Take one of the most dramatic free-rider problems in the world today: climate change. As a planet, we all have a high-stakes interest in maintaining a habitable environment. In a system that allows free riders, though, the incentives for any one country to actually follow greener guidelines are slim.
The Paris Agreement, which is currently the most encompassing global accord on climate change, is voluntary, and the United Nations has no recourse to enforce it. Even if the European Union and China voluntarily limited their emissions, for example, the United States and India could "free ride" on the reduction of carbon dioxide while continuing to emit.
Similarly, the free-rider problem grounds arguments to regulate AI development. In fact, climate change is a particularly close parallel, since neither the risks posed by AI nor greenhouse gas emissions are restricted to a program's country of origin.
Moreover, the race to develop more advanced AI is an international one. Even if the U.S. introduced federal regulation of AI research and development, China and Japan could ride free and continue their own domestic AI programs.

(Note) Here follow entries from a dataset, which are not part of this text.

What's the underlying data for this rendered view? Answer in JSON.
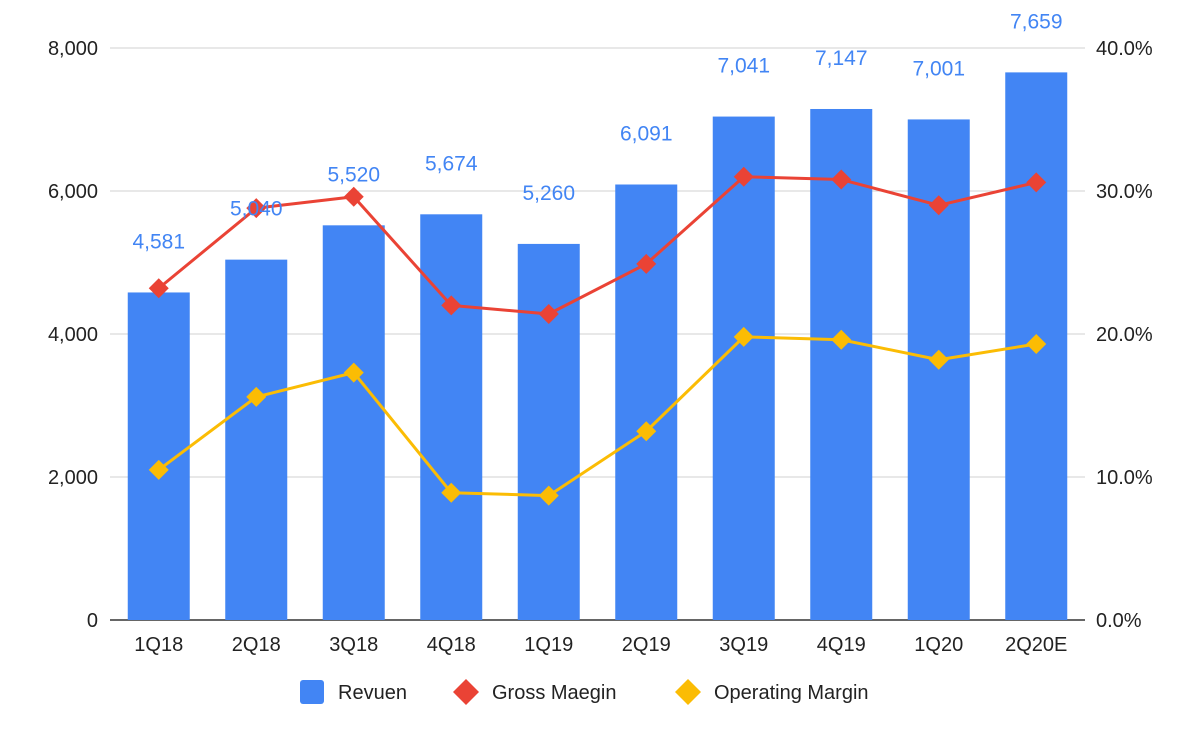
{
  "chart_data": {
    "type": "bar",
    "categories": [
      "1Q18",
      "2Q18",
      "3Q18",
      "4Q18",
      "1Q19",
      "2Q19",
      "3Q19",
      "4Q19",
      "1Q20",
      "2Q20E"
    ],
    "series": [
      {
        "name": "Revuen",
        "type": "bar",
        "axis": "left",
        "color": "#4285f4",
        "values": [
          4581,
          5040,
          5520,
          5674,
          5260,
          6091,
          7041,
          7147,
          7001,
          7659
        ],
        "data_labels": [
          "4,581",
          "5,040",
          "5,520",
          "5,674",
          "5,260",
          "6,091",
          "7,041",
          "7,147",
          "7,001",
          "7,659"
        ]
      },
      {
        "name": "Gross Maegin",
        "type": "line",
        "axis": "right",
        "marker": "diamond",
        "color": "#ea4335",
        "values": [
          23.2,
          28.8,
          29.6,
          22.0,
          21.4,
          24.9,
          31.0,
          30.8,
          29.0,
          30.6
        ]
      },
      {
        "name": "Operating Margin",
        "type": "line",
        "axis": "right",
        "marker": "diamond",
        "color": "#fbbc04",
        "values": [
          10.5,
          15.6,
          17.3,
          8.9,
          8.7,
          13.2,
          19.8,
          19.6,
          18.2,
          19.3
        ]
      }
    ],
    "left_axis": {
      "ylim": [
        0,
        8000
      ],
      "ticks": [
        0,
        2000,
        4000,
        6000,
        8000
      ],
      "tick_labels": [
        "0",
        "2,000",
        "4,000",
        "6,000",
        "8,000"
      ]
    },
    "right_axis": {
      "ylim": [
        0,
        40
      ],
      "ticks": [
        0,
        10,
        20,
        30,
        40
      ],
      "tick_labels": [
        "0.0%",
        "10.0%",
        "20.0%",
        "30.0%",
        "40.0%"
      ]
    },
    "grid": true,
    "legend_position": "bottom",
    "title": "",
    "xlabel": "",
    "ylabel": ""
  }
}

Effective regulation and enforcement of AI would require global collective action and cooperation, just as with climate change. In the U.S., strict enforcement would require federal oversight of research and the ability to impose hefty fines or shut down noncompliant AI experiments to ensure responsible development—whether that be through regulatory oversight boards, whistleblower protections or, in extreme cases, laboratory or research lockdowns and criminal charges.
Without enforcement, though, there will be free riders—and free riders mean the AI threat won't abate anytime soon.